Reputation: 3922
I would like to create some objects dynamically and bind events to them (not important what events).
I'm passing a number to the event in order to distinguish those items. There is my code:
$('#add_btn').click(function() {
var cont = $('#buttons');
for(var i=0; i<5; i++) {
var new_btn = $('<input>').attr('type', 'button').val(i);
new_btn.click(function() {
alert(i);
});
cont.append(new_btn);
}
});
When I click on any from newly created buttons, displayed number is 5.
I think that i
variable is passing by reference, but the question is: how to avoid passing variable by reference?
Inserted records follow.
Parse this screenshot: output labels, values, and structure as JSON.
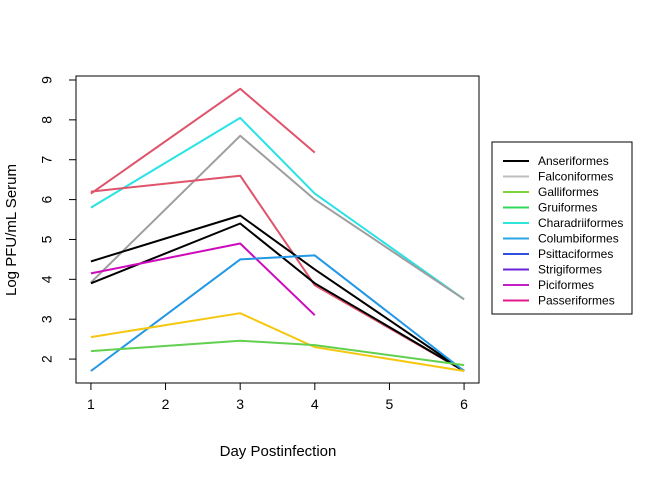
{
  "chart_data": {
    "type": "line",
    "title": "",
    "xlabel": "Day Postinfection",
    "ylabel": "Log PFU/mL Serum",
    "xlim": [
      0.8,
      6.2
    ],
    "ylim": [
      1.4,
      9.1
    ],
    "x_ticks": [
      1,
      2,
      3,
      4,
      5,
      6
    ],
    "y_ticks": [
      2,
      3,
      4,
      5,
      6,
      7,
      8,
      9
    ],
    "grid": false,
    "legend_position": "right",
    "legend": [
      {
        "name": "Anseriformes",
        "color": "#000000"
      },
      {
        "name": "Falconiformes",
        "color": "#bebebe"
      },
      {
        "name": "Galliformes",
        "color": "#7fd33a"
      },
      {
        "name": "Gruiformes",
        "color": "#2fd85a"
      },
      {
        "name": "Charadriiformes",
        "color": "#2ee6dc"
      },
      {
        "name": "Columbiformes",
        "color": "#2aa4e4"
      },
      {
        "name": "Psittaciformes",
        "color": "#2f4fe0"
      },
      {
        "name": "Strigiformes",
        "color": "#6a23d8"
      },
      {
        "name": "Piciformes",
        "color": "#c81ec8"
      },
      {
        "name": "Passeriformes",
        "color": "#e31a8f"
      }
    ],
    "lines": [
      {
        "color": "#df536b",
        "points": [
          [
            1,
            6.15
          ],
          [
            3,
            8.78
          ],
          [
            4,
            7.18
          ]
        ]
      },
      {
        "color": "#28e2e5",
        "points": [
          [
            1,
            5.8
          ],
          [
            3,
            8.05
          ],
          [
            4,
            6.15
          ],
          [
            6,
            3.5
          ]
        ]
      },
      {
        "color": "#9e9e9e",
        "points": [
          [
            1,
            3.92
          ],
          [
            3,
            7.6
          ],
          [
            4,
            6.0
          ],
          [
            6,
            3.5
          ]
        ]
      },
      {
        "color": "#df536b",
        "points": [
          [
            1,
            6.2
          ],
          [
            3,
            6.6
          ],
          [
            4,
            3.85
          ],
          [
            6,
            1.7
          ]
        ]
      },
      {
        "color": "#000000",
        "points": [
          [
            1,
            4.45
          ],
          [
            3,
            5.6
          ],
          [
            4,
            4.25
          ],
          [
            6,
            1.7
          ]
        ]
      },
      {
        "color": "#000000",
        "points": [
          [
            1,
            3.9
          ],
          [
            3,
            5.4
          ],
          [
            4,
            3.9
          ],
          [
            6,
            1.7
          ]
        ]
      },
      {
        "color": "#cd0bbc",
        "points": [
          [
            1,
            4.15
          ],
          [
            3,
            4.9
          ],
          [
            4,
            3.1
          ]
        ]
      },
      {
        "color": "#2297e6",
        "points": [
          [
            1,
            1.7
          ],
          [
            3,
            4.5
          ],
          [
            4,
            4.6
          ],
          [
            6,
            1.7
          ]
        ]
      },
      {
        "color": "#f5c710",
        "points": [
          [
            1,
            2.55
          ],
          [
            3,
            3.15
          ],
          [
            4,
            2.3
          ],
          [
            6,
            1.7
          ]
        ]
      },
      {
        "color": "#61d04f",
        "points": [
          [
            1,
            2.2
          ],
          [
            3,
            2.46
          ],
          [
            4,
            2.35
          ],
          [
            6,
            1.85
          ]
        ]
      }
    ]
  }
}
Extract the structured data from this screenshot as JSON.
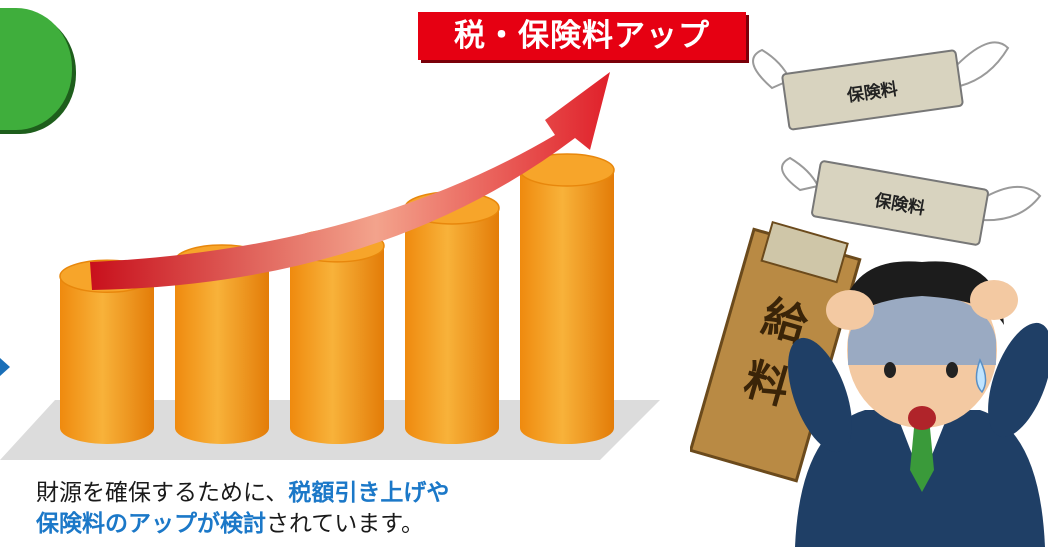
{
  "badge": {
    "text": "税・保険料アップ"
  },
  "caption": {
    "part1": "財源を確保するために、",
    "part2": "税額引き上げや",
    "part3": "保険料のアップが検討",
    "part4": "されています。"
  },
  "illustration": {
    "bill_label_1": "保険料",
    "bill_label_2": "保険料",
    "envelope_char_1": "給",
    "envelope_char_2": "料"
  },
  "colors": {
    "badge_red": "#e60012",
    "cylinder_orange": "#f59a17",
    "arrow_red": "#e0202a",
    "highlight_blue": "#1b78c8",
    "accent_green": "#3fae3c"
  },
  "chart_data": {
    "type": "bar",
    "categories": [
      "",
      "",
      "",
      "",
      ""
    ],
    "values": [
      1,
      1.1,
      1.2,
      1.45,
      1.7
    ]
  }
}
More, even if I crate new variable before binding event (so the reference should point to another object, for example new_val = i.toString()
), value is still same for all buttons (then its 4, understandable).
I know that I can attach new_btn.data()
and read it in event, but I'm not sure if it won't be an overhead.
Link to jsfiddle: http://jsfiddle.net/Jner6/5/.
Upvotes: 1
Views: 70
Reputation: 206638
Don't make functions within a loop.
var cont = $('#buttons');
$('#add_btn').click(function() {
for(var i=0; i<5; i++) {
$('<input>', {type:'button', value:i}).appendTo( cont );
}
});
cont.on('click', ':button', function() {
alert( this.value );
});
Upvotes: 0
Reputation: 388436
Since you are using a closure scoped variable in a loop, inside the loop you need to create a private closure.
$('#add_btn').click(function () {
var cont = $('#buttons');
for (var i = 0; i < 5; i++) {
(function (i) {
var new_btn = $('<input>').attr('type', 'button').val(i);
new_btn.click(function () {
alert(i);
});
cont.append(new_btn);
})(i)
}
});
Upvotes: 2
Reputation: 27765
Seems like you run into closures issue, try this:
(function( i ) {
new_btn.click(function() {
alert(i);
});
})( i );
This will create immediate invoked function that will closure your variable i
so you can use it in future. For now you just overriding i
variable in your for-loop so you will have always same value that will equal last for-loop iteration.